Is Stress Making You Fat?

Before you reach for the junk food after a rough day at the office, chew on this: A new study found that overweight people gain more when stressed by work.

The American Journal of Epidemiology published a study about the association of stress and weight gain. The research analyzed 1,355 men and women in the U.S., assessing their body mass index (BMI) for multiple domains of psychosocial stress related to work, personal relationships, life constraints, and finances, according to the study abstract.

Both overweight men and women tended to put on the pounds from job-related demands and difficulty paying bills, but women also saw weight gain from family-related matters.
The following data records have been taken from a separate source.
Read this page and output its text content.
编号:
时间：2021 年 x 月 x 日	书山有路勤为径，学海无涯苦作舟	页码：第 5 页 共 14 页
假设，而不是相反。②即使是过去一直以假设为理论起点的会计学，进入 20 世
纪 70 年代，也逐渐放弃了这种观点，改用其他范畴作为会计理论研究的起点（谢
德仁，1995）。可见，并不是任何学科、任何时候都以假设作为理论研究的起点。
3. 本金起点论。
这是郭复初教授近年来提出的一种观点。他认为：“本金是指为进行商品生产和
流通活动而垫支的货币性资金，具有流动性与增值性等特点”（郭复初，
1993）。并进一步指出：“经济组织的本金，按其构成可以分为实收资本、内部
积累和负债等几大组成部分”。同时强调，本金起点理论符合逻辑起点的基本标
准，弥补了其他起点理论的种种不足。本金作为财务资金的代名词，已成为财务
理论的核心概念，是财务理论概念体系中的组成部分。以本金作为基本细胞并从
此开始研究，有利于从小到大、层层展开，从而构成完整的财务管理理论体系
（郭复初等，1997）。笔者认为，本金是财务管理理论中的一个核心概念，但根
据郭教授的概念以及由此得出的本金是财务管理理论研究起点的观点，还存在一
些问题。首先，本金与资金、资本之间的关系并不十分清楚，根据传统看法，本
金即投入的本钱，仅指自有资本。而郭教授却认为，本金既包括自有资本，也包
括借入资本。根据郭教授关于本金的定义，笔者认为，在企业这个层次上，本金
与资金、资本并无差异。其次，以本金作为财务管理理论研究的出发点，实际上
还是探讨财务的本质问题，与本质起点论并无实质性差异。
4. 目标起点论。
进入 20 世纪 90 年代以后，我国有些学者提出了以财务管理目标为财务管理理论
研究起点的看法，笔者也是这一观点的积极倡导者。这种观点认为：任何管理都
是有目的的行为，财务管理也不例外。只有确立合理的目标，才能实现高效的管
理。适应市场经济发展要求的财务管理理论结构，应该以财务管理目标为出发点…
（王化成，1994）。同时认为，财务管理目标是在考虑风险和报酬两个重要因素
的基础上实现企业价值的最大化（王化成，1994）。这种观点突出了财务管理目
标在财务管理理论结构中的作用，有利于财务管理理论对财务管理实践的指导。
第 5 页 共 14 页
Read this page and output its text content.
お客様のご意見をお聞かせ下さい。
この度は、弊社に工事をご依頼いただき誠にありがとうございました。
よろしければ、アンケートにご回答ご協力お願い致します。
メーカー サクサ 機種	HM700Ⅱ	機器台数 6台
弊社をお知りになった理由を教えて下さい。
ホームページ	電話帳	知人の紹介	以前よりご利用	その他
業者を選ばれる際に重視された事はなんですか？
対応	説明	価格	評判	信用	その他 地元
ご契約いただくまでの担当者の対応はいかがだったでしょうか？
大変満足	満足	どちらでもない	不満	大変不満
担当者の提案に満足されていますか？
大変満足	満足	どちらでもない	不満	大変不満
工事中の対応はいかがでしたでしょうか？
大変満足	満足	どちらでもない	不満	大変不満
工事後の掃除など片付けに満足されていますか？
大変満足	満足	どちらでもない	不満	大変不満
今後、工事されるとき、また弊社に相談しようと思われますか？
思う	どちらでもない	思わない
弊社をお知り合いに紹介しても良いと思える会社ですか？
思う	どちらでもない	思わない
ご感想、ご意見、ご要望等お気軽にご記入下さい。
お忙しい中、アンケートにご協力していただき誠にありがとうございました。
Among men with high baseline BMI, weight gain was associated with increasing level of stress related to job-related demands, lack of skill discretion, lack of decision authority, and difficulty paying bills.

Among women with high baseline body mass index, weight gain was associated with job-related demands, perceived constraints in life, strain in relationships to family, and difficulty paying bills.

The research concluded that addressing psychosocial stress could limit weight gain among overweight and obese men and women.

“This tells us that periods of stress, like we are experiencing right now with the economic decline, can lead to even more weight gain among those who already have a weight problem,” lead author Jason Block, a faculty member at Harvard Medical School, told USA TODAY.  “And weight-loss programs should incorporate stress-reduction techniques as part of their plans to help people lose weight more successfully.”